居石入魚の作家飯
居石入魚
第1話 汁物について
具材は少ない程、良い。
素材の味がハッキリする。
味の輪郭がボヤけない。
具沢山な味噌汁は美味いけど。
毎日はキツい。
何がキツいって。
野菜のカットから肉のカットから。
そんで洗い物も増えるし。
料亭を経営する叔父から俺が学んだのは。
『汁物は具材三つまで』
これは真理だったし。
これは真実だったし。
なにより。
現実的だった。
味噌汁はさ。
毎日食うもんだから。
安く。
美味しく。
ついでに簡単に。
叔父の店は京懐石の料亭で。
出汁の引き方だけは怒鳴られた。
優しくなんでもテキトーな叔父だが。
出汁だけは。
本気で真剣に叩き込まれた。
具材が少なくて済むのも。
出汁がシッカリしてるのが前提。
仕込みは前日の夜から利尻昆布の根元を寸胴鍋に入れて弱火で焚いた。

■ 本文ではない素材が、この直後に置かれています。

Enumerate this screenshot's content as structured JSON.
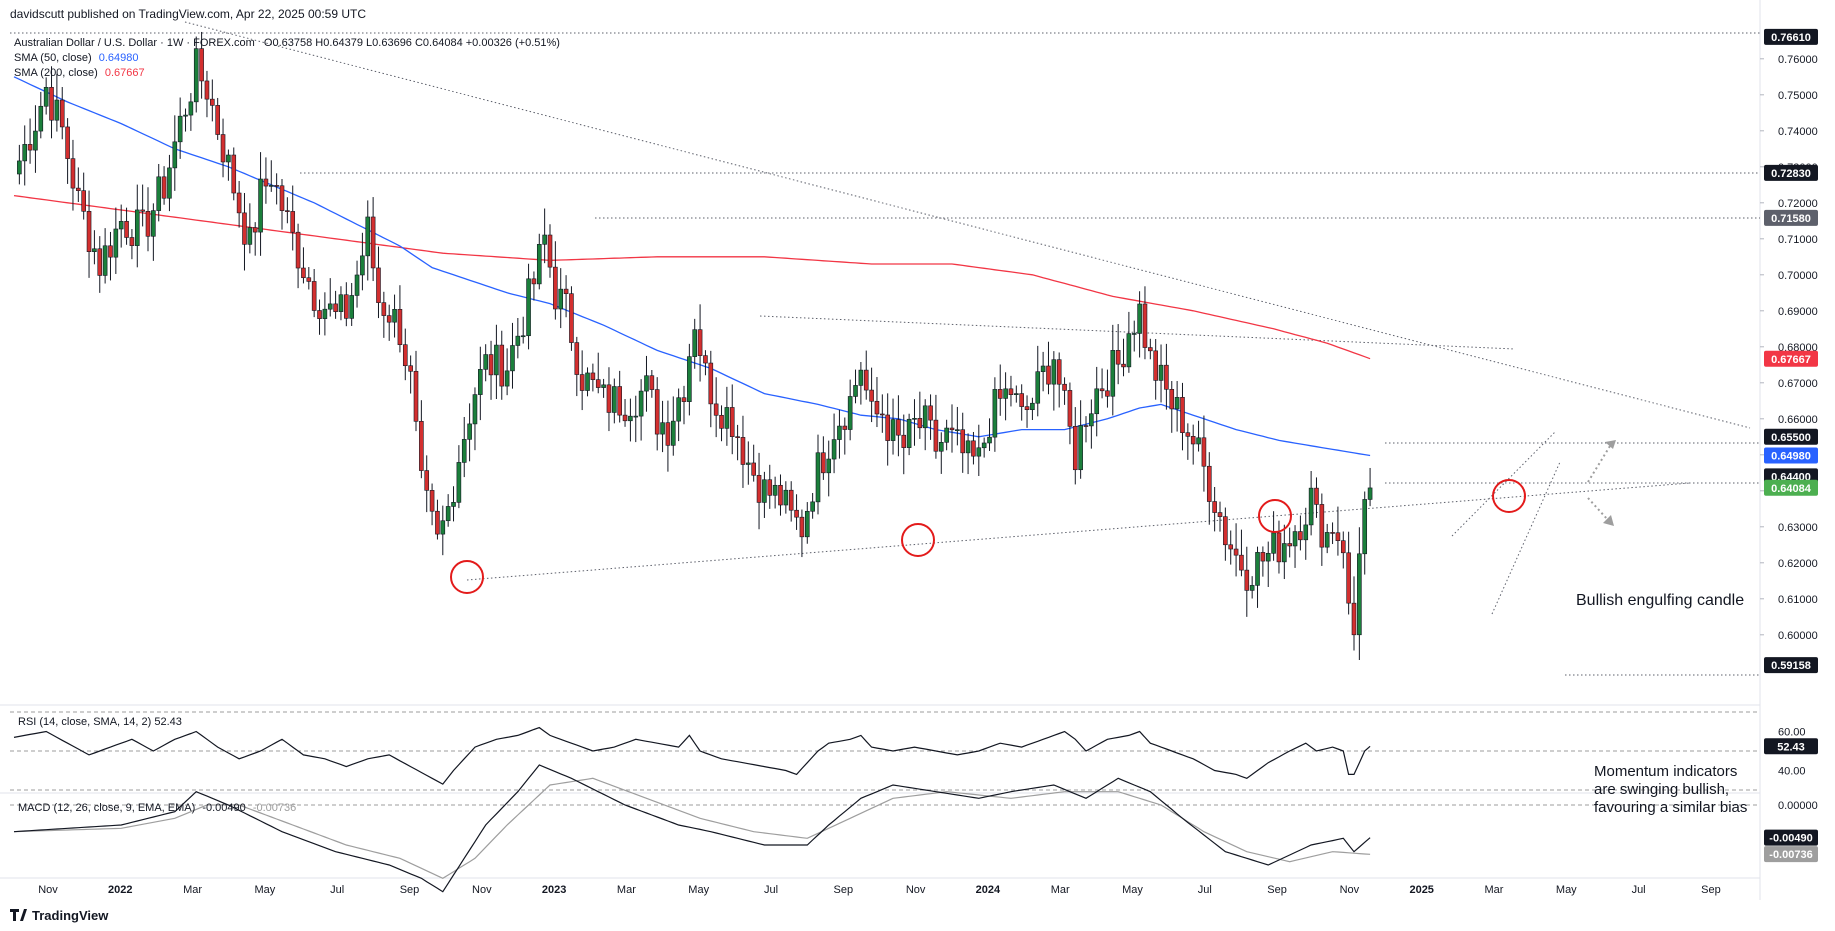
{
  "header": {
    "published": "davidscutt published on TradingView.com, Apr 22, 2025 00:59 UTC",
    "symbol": "Australian Dollar / U.S. Dollar · 1W · FOREX.com",
    "ohlc": "O0.63758 H0.64379 L0.63696 C0.64084 +0.00326 (+0.51%)",
    "sma50_label": "SMA (50, close)",
    "sma50_value": "0.64980",
    "sma200_label": "SMA (200, close)",
    "sma200_value": "0.67667"
  },
  "rsi_header": "RSI (14, close, SMA, 14, 2)  52.43",
  "macd_header_prefix": "MACD (12, 26, close, 9, EMA, EMA)",
  "macd_val1": "-0.00490",
  "macd_val2": "-0.00736",
  "annotations": {
    "engulfing": "Bullish engulfing candle",
    "momentum_1": "Momentum indicators",
    "momentum_2": "are swinging bullish,",
    "momentum_3": "favouring a similar bias"
  },
  "footer_logo": "TradingView",
  "colors": {
    "up": "#1b7f3b",
    "down": "#d32f2f",
    "sma50": "#2962ff",
    "sma200": "#f23645",
    "circle": "#e31b1b",
    "last_price": "#4caf50"
  },
  "chart_data": {
    "type": "candlestick",
    "price_axis": {
      "ticks": [
        "0.76000",
        "0.75000",
        "0.74000",
        "0.73000",
        "0.72000",
        "0.71000",
        "0.70000",
        "0.69000",
        "0.68000",
        "0.67000",
        "0.66000",
        "0.65000",
        "0.64000",
        "0.63000",
        "0.62000",
        "0.61000",
        "0.60000"
      ],
      "min": 0.588,
      "max": 0.768
    },
    "price_labels": [
      {
        "value": "0.76610",
        "kind": "level"
      },
      {
        "value": "0.72830",
        "kind": "level"
      },
      {
        "value": "0.71580",
        "kind": "level-grey"
      },
      {
        "value": "0.67667",
        "kind": "sma200"
      },
      {
        "value": "0.65500",
        "kind": "level"
      },
      {
        "value": "0.64980",
        "kind": "sma50"
      },
      {
        "value": "0.64400",
        "kind": "level"
      },
      {
        "value": "0.64084",
        "kind": "last"
      },
      {
        "value": "0.59158",
        "kind": "level"
      }
    ],
    "time_axis": {
      "labels": [
        "Nov",
        "2022",
        "Mar",
        "May",
        "Jul",
        "Sep",
        "Nov",
        "2023",
        "Mar",
        "May",
        "Jul",
        "Sep",
        "Nov",
        "2024",
        "Mar",
        "May",
        "Jul",
        "Sep",
        "Nov",
        "2025",
        "Mar",
        "May",
        "Jul",
        "Sep"
      ],
      "bold": [
        "2022",
        "2023",
        "2024",
        "2025"
      ]
    },
    "close_series_anchors": [
      [
        0,
        0.728
      ],
      [
        4,
        0.743
      ],
      [
        6,
        0.752
      ],
      [
        9,
        0.74
      ],
      [
        12,
        0.72
      ],
      [
        16,
        0.703
      ],
      [
        20,
        0.715
      ],
      [
        24,
        0.712
      ],
      [
        28,
        0.725
      ],
      [
        31,
        0.742
      ],
      [
        34,
        0.757
      ],
      [
        36,
        0.752
      ],
      [
        40,
        0.73
      ],
      [
        44,
        0.708
      ],
      [
        46,
        0.722
      ],
      [
        48,
        0.728
      ],
      [
        52,
        0.71
      ],
      [
        56,
        0.695
      ],
      [
        60,
        0.688
      ],
      [
        62,
        0.69
      ],
      [
        64,
        0.7
      ],
      [
        66,
        0.712
      ],
      [
        68,
        0.693
      ],
      [
        70,
        0.69
      ],
      [
        72,
        0.685
      ],
      [
        74,
        0.67
      ],
      [
        76,
        0.64
      ],
      [
        79,
        0.625
      ],
      [
        81,
        0.635
      ],
      [
        83,
        0.65
      ],
      [
        86,
        0.668
      ],
      [
        88,
        0.675
      ],
      [
        92,
        0.675
      ],
      [
        95,
        0.688
      ],
      [
        97,
        0.698
      ],
      [
        99,
        0.71
      ],
      [
        101,
        0.695
      ],
      [
        103,
        0.69
      ],
      [
        106,
        0.672
      ],
      [
        110,
        0.665
      ],
      [
        114,
        0.665
      ],
      [
        118,
        0.668
      ],
      [
        120,
        0.66
      ],
      [
        122,
        0.658
      ],
      [
        125,
        0.67
      ],
      [
        127,
        0.688
      ],
      [
        129,
        0.672
      ],
      [
        131,
        0.665
      ],
      [
        134,
        0.66
      ],
      [
        137,
        0.648
      ],
      [
        140,
        0.64
      ],
      [
        143,
        0.638
      ],
      [
        145,
        0.632
      ],
      [
        147,
        0.63
      ],
      [
        149,
        0.642
      ],
      [
        151,
        0.65
      ],
      [
        153,
        0.658
      ],
      [
        156,
        0.665
      ],
      [
        158,
        0.675
      ],
      [
        160,
        0.66
      ],
      [
        162,
        0.662
      ],
      [
        164,
        0.655
      ],
      [
        166,
        0.652
      ],
      [
        168,
        0.658
      ],
      [
        170,
        0.658
      ],
      [
        172,
        0.652
      ],
      [
        174,
        0.655
      ],
      [
        176,
        0.652
      ],
      [
        178,
        0.648
      ],
      [
        180,
        0.648
      ],
      [
        182,
        0.66
      ],
      [
        184,
        0.665
      ],
      [
        186,
        0.668
      ],
      [
        188,
        0.66
      ],
      [
        190,
        0.665
      ],
      [
        192,
        0.672
      ],
      [
        194,
        0.678
      ],
      [
        196,
        0.662
      ],
      [
        198,
        0.65
      ],
      [
        200,
        0.662
      ],
      [
        202,
        0.668
      ],
      [
        204,
        0.672
      ],
      [
        206,
        0.675
      ],
      [
        208,
        0.685
      ],
      [
        210,
        0.69
      ],
      [
        212,
        0.676
      ],
      [
        214,
        0.67
      ],
      [
        216,
        0.664
      ],
      [
        218,
        0.66
      ],
      [
        220,
        0.654
      ],
      [
        222,
        0.646
      ],
      [
        224,
        0.638
      ],
      [
        226,
        0.628
      ],
      [
        228,
        0.622
      ],
      [
        230,
        0.618
      ],
      [
        232,
        0.62
      ],
      [
        234,
        0.622
      ],
      [
        236,
        0.625
      ],
      [
        238,
        0.628
      ],
      [
        240,
        0.632
      ],
      [
        241,
        0.635
      ],
      [
        242,
        0.638
      ],
      [
        243,
        0.632
      ],
      [
        244,
        0.63
      ],
      [
        245,
        0.628
      ],
      [
        246,
        0.631
      ],
      [
        247,
        0.628
      ],
      [
        248,
        0.626
      ],
      [
        249,
        0.606
      ],
      [
        250,
        0.6
      ],
      [
        251,
        0.6225
      ],
      [
        252,
        0.6376
      ],
      [
        253,
        0.6408
      ]
    ],
    "sma50_anchors": [
      [
        0,
        0.755
      ],
      [
        10,
        0.748
      ],
      [
        20,
        0.742
      ],
      [
        30,
        0.735
      ],
      [
        40,
        0.73
      ],
      [
        48,
        0.725
      ],
      [
        56,
        0.72
      ],
      [
        64,
        0.714
      ],
      [
        72,
        0.708
      ],
      [
        78,
        0.702
      ],
      [
        84,
        0.699
      ],
      [
        92,
        0.695
      ],
      [
        100,
        0.692
      ],
      [
        110,
        0.686
      ],
      [
        120,
        0.679
      ],
      [
        130,
        0.674
      ],
      [
        140,
        0.667
      ],
      [
        150,
        0.664
      ],
      [
        158,
        0.661
      ],
      [
        165,
        0.66
      ],
      [
        172,
        0.657
      ],
      [
        180,
        0.655
      ],
      [
        188,
        0.657
      ],
      [
        196,
        0.657
      ],
      [
        204,
        0.66
      ],
      [
        210,
        0.663
      ],
      [
        214,
        0.664
      ],
      [
        220,
        0.661
      ],
      [
        228,
        0.657
      ],
      [
        236,
        0.654
      ],
      [
        244,
        0.652
      ],
      [
        253,
        0.6498
      ]
    ],
    "sma200_anchors": [
      [
        0,
        0.722
      ],
      [
        20,
        0.718
      ],
      [
        40,
        0.714
      ],
      [
        60,
        0.71
      ],
      [
        80,
        0.706
      ],
      [
        100,
        0.704
      ],
      [
        120,
        0.705
      ],
      [
        140,
        0.705
      ],
      [
        160,
        0.703
      ],
      [
        175,
        0.703
      ],
      [
        190,
        0.7
      ],
      [
        205,
        0.694
      ],
      [
        220,
        0.69
      ],
      [
        235,
        0.685
      ],
      [
        245,
        0.681
      ],
      [
        253,
        0.6767
      ]
    ],
    "rsi_anchors": [
      [
        0,
        57
      ],
      [
        6,
        60
      ],
      [
        10,
        54
      ],
      [
        14,
        48
      ],
      [
        18,
        52
      ],
      [
        22,
        56
      ],
      [
        26,
        50
      ],
      [
        30,
        56
      ],
      [
        34,
        60
      ],
      [
        38,
        52
      ],
      [
        42,
        46
      ],
      [
        46,
        50
      ],
      [
        50,
        56
      ],
      [
        54,
        48
      ],
      [
        58,
        46
      ],
      [
        62,
        42
      ],
      [
        66,
        46
      ],
      [
        70,
        48
      ],
      [
        74,
        42
      ],
      [
        78,
        36
      ],
      [
        80,
        33
      ],
      [
        82,
        40
      ],
      [
        86,
        52
      ],
      [
        90,
        56
      ],
      [
        94,
        58
      ],
      [
        98,
        62
      ],
      [
        100,
        58
      ],
      [
        104,
        54
      ],
      [
        108,
        50
      ],
      [
        112,
        52
      ],
      [
        116,
        56
      ],
      [
        120,
        54
      ],
      [
        124,
        52
      ],
      [
        126,
        58
      ],
      [
        128,
        50
      ],
      [
        132,
        46
      ],
      [
        136,
        44
      ],
      [
        140,
        42
      ],
      [
        144,
        40
      ],
      [
        146,
        38
      ],
      [
        148,
        44
      ],
      [
        150,
        50
      ],
      [
        152,
        54
      ],
      [
        156,
        56
      ],
      [
        158,
        58
      ],
      [
        160,
        52
      ],
      [
        164,
        50
      ],
      [
        168,
        52
      ],
      [
        172,
        50
      ],
      [
        176,
        48
      ],
      [
        180,
        50
      ],
      [
        184,
        54
      ],
      [
        188,
        52
      ],
      [
        192,
        56
      ],
      [
        196,
        60
      ],
      [
        198,
        56
      ],
      [
        200,
        50
      ],
      [
        204,
        56
      ],
      [
        208,
        58
      ],
      [
        210,
        60
      ],
      [
        212,
        54
      ],
      [
        216,
        50
      ],
      [
        220,
        46
      ],
      [
        224,
        40
      ],
      [
        228,
        38
      ],
      [
        230,
        36
      ],
      [
        234,
        44
      ],
      [
        238,
        50
      ],
      [
        241,
        54
      ],
      [
        243,
        50
      ],
      [
        246,
        52
      ],
      [
        248,
        50
      ],
      [
        249,
        38
      ],
      [
        250,
        38
      ],
      [
        252,
        50
      ],
      [
        253,
        52.4
      ]
    ],
    "rsi_axis": {
      "ticks": [
        "60.00",
        "40.00"
      ],
      "min": 30,
      "max": 70,
      "current": "52.43"
    },
    "macd_anchors": [
      [
        0,
        -0.004
      ],
      [
        20,
        -0.003
      ],
      [
        30,
        -0.001
      ],
      [
        34,
        0.002
      ],
      [
        40,
        0.0
      ],
      [
        50,
        -0.004
      ],
      [
        60,
        -0.007
      ],
      [
        70,
        -0.009
      ],
      [
        76,
        -0.011
      ],
      [
        80,
        -0.013
      ],
      [
        84,
        -0.008
      ],
      [
        88,
        -0.003
      ],
      [
        94,
        0.002
      ],
      [
        98,
        0.006
      ],
      [
        104,
        0.004
      ],
      [
        114,
        0.0
      ],
      [
        124,
        -0.003
      ],
      [
        130,
        -0.004
      ],
      [
        140,
        -0.006
      ],
      [
        148,
        -0.006
      ],
      [
        152,
        -0.003
      ],
      [
        158,
        0.001
      ],
      [
        164,
        0.003
      ],
      [
        172,
        0.002
      ],
      [
        180,
        0.001
      ],
      [
        186,
        0.002
      ],
      [
        194,
        0.003
      ],
      [
        200,
        0.001
      ],
      [
        206,
        0.004
      ],
      [
        212,
        0.002
      ],
      [
        218,
        -0.002
      ],
      [
        226,
        -0.007
      ],
      [
        234,
        -0.009
      ],
      [
        242,
        -0.006
      ],
      [
        248,
        -0.005
      ],
      [
        250,
        -0.007
      ],
      [
        253,
        -0.0049
      ]
    ],
    "signal_anchors": [
      [
        0,
        -0.004
      ],
      [
        20,
        -0.0035
      ],
      [
        30,
        -0.002
      ],
      [
        36,
        0.0
      ],
      [
        42,
        0.0
      ],
      [
        52,
        -0.003
      ],
      [
        62,
        -0.006
      ],
      [
        72,
        -0.008
      ],
      [
        80,
        -0.011
      ],
      [
        86,
        -0.008
      ],
      [
        92,
        -0.003
      ],
      [
        100,
        0.003
      ],
      [
        108,
        0.004
      ],
      [
        118,
        0.001
      ],
      [
        128,
        -0.002
      ],
      [
        138,
        -0.004
      ],
      [
        148,
        -0.005
      ],
      [
        156,
        -0.002
      ],
      [
        164,
        0.001
      ],
      [
        174,
        0.002
      ],
      [
        186,
        0.001
      ],
      [
        196,
        0.002
      ],
      [
        206,
        0.002
      ],
      [
        214,
        0.0
      ],
      [
        222,
        -0.004
      ],
      [
        230,
        -0.007
      ],
      [
        238,
        -0.0085
      ],
      [
        246,
        -0.007
      ],
      [
        253,
        -0.0074
      ]
    ],
    "macd_axis": {
      "ticks": [
        "0.00000"
      ],
      "min": -0.0105,
      "max": 0.0015
    }
  }
}
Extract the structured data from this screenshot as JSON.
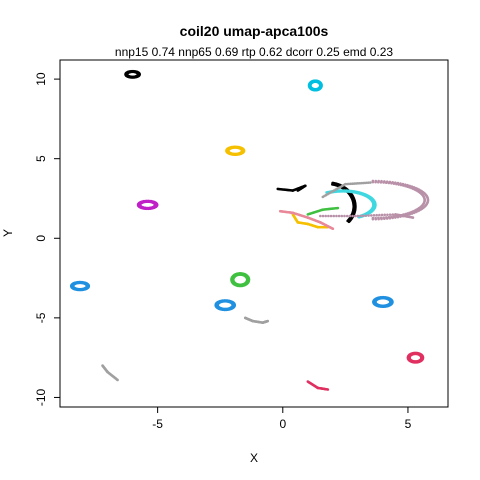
{
  "chart_data": {
    "type": "scatter",
    "title": "coil20 umap-apca100s",
    "subtitle": "nnp15 0.74 nnp65 0.69 rtp 0.62 dcorr 0.25 emd 0.23",
    "xlabel": "X",
    "ylabel": "Y",
    "xlim": [
      -8.9,
      6.6
    ],
    "ylim": [
      -10.6,
      11.2
    ],
    "xticks": [
      -5,
      0,
      5
    ],
    "xtick_labels": [
      "-5",
      "0",
      "5"
    ],
    "yticks": [
      -10,
      -5,
      0,
      5,
      10
    ],
    "ytick_labels": [
      "-10",
      "-5",
      "0",
      "5",
      "10"
    ],
    "grid": false,
    "clusters": [
      {
        "shape": "ring",
        "color": "#000000",
        "cx": -6.0,
        "cy": 10.3,
        "rx": 0.28,
        "ry": 0.2
      },
      {
        "shape": "ring",
        "color": "#00BFE0",
        "cx": 1.3,
        "cy": 9.6,
        "rx": 0.25,
        "ry": 0.3
      },
      {
        "shape": "ring",
        "color": "#F5C000",
        "cx": -1.9,
        "cy": 5.5,
        "rx": 0.35,
        "ry": 0.25
      },
      {
        "shape": "ring",
        "color": "#C020C8",
        "cx": -5.4,
        "cy": 2.1,
        "rx": 0.38,
        "ry": 0.25
      },
      {
        "shape": "ring",
        "color": "#2090E0",
        "cx": -8.1,
        "cy": -3.0,
        "rx": 0.35,
        "ry": 0.25
      },
      {
        "shape": "ring",
        "color": "#40C040",
        "cx": -1.7,
        "cy": -2.6,
        "rx": 0.35,
        "ry": 0.4
      },
      {
        "shape": "ring",
        "color": "#2090E0",
        "cx": -2.3,
        "cy": -4.2,
        "rx": 0.38,
        "ry": 0.3
      },
      {
        "shape": "ring",
        "color": "#2090E0",
        "cx": 4.0,
        "cy": -4.0,
        "rx": 0.38,
        "ry": 0.3
      },
      {
        "shape": "ring",
        "color": "#E03060",
        "cx": 5.3,
        "cy": -7.5,
        "rx": 0.3,
        "ry": 0.3
      },
      {
        "shape": "line",
        "color": "#A0A0A0",
        "points": [
          [
            -1.5,
            -5.0
          ],
          [
            -1.2,
            -5.2
          ],
          [
            -0.8,
            -5.3
          ],
          [
            -0.6,
            -5.2
          ]
        ]
      },
      {
        "shape": "line",
        "color": "#A0A0A0",
        "points": [
          [
            -7.2,
            -8.0
          ],
          [
            -7.0,
            -8.4
          ],
          [
            -6.6,
            -8.9
          ]
        ]
      },
      {
        "shape": "line",
        "color": "#E03060",
        "points": [
          [
            1.0,
            -9.0
          ],
          [
            1.4,
            -9.4
          ],
          [
            1.8,
            -9.5
          ]
        ]
      },
      {
        "shape": "line",
        "color": "#000000",
        "points": [
          [
            -0.2,
            3.1
          ],
          [
            0.4,
            3.0
          ],
          [
            0.9,
            3.3
          ],
          [
            0.6,
            3.0
          ]
        ]
      },
      {
        "shape": "arc",
        "color": "#000000",
        "cx": 1.8,
        "cy": 2.0,
        "rx": 1.1,
        "ry": 1.5,
        "a0": -40,
        "a1": 80
      },
      {
        "shape": "arc",
        "color": "#40D8E0",
        "cx": 2.4,
        "cy": 2.1,
        "rx": 1.3,
        "ry": 0.9,
        "a0": -60,
        "a1": 120
      },
      {
        "shape": "arc",
        "color": "#B890A8",
        "cx": 3.6,
        "cy": 2.4,
        "rx": 2.2,
        "ry": 1.2,
        "a0": -90,
        "a1": 90
      },
      {
        "shape": "line",
        "color": "#B890A8",
        "points": [
          [
            1.5,
            1.4
          ],
          [
            3.0,
            1.4
          ],
          [
            4.5,
            1.5
          ],
          [
            5.2,
            1.3
          ]
        ]
      },
      {
        "shape": "line",
        "color": "#F5C000",
        "points": [
          [
            0.4,
            1.5
          ],
          [
            0.6,
            1.0
          ],
          [
            1.0,
            0.9
          ],
          [
            1.4,
            0.7
          ],
          [
            1.8,
            0.7
          ]
        ]
      },
      {
        "shape": "line",
        "color": "#E88898",
        "points": [
          [
            -0.1,
            1.7
          ],
          [
            0.4,
            1.6
          ],
          [
            1.0,
            1.3
          ],
          [
            1.5,
            1.0
          ],
          [
            2.0,
            0.6
          ]
        ]
      },
      {
        "shape": "line",
        "color": "#40C040",
        "points": [
          [
            1.0,
            1.5
          ],
          [
            1.6,
            1.8
          ],
          [
            2.2,
            1.9
          ]
        ]
      },
      {
        "shape": "line",
        "color": "#A0A0A0",
        "points": [
          [
            1.6,
            2.6
          ],
          [
            2.5,
            3.4
          ],
          [
            3.5,
            3.5
          ]
        ]
      }
    ]
  }
}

関西料理だから昆布出汁がメイン。鰹節を加えて琥珀色にはしない。お吸い物に色が入ってしまう。
だけどさ。
んな、懐石の出汁なんか手間だしさ。
例えばの話。
鱧をお吸い物で提供してさ。
「貴様!鱧の白身に色が入っているではないか!この私を美食倶楽部の海原雄山だと知っての事か!?」
みたいなヤツが客に来たら。
俺は間違いなく馬車から飛び出すアリーナ姫の如く、煮方を放棄して殴り掛かる。
だから。
この読み物は。
家庭で京懐石っぽい料理を。
そんな軽い気持ちで読んでくれな。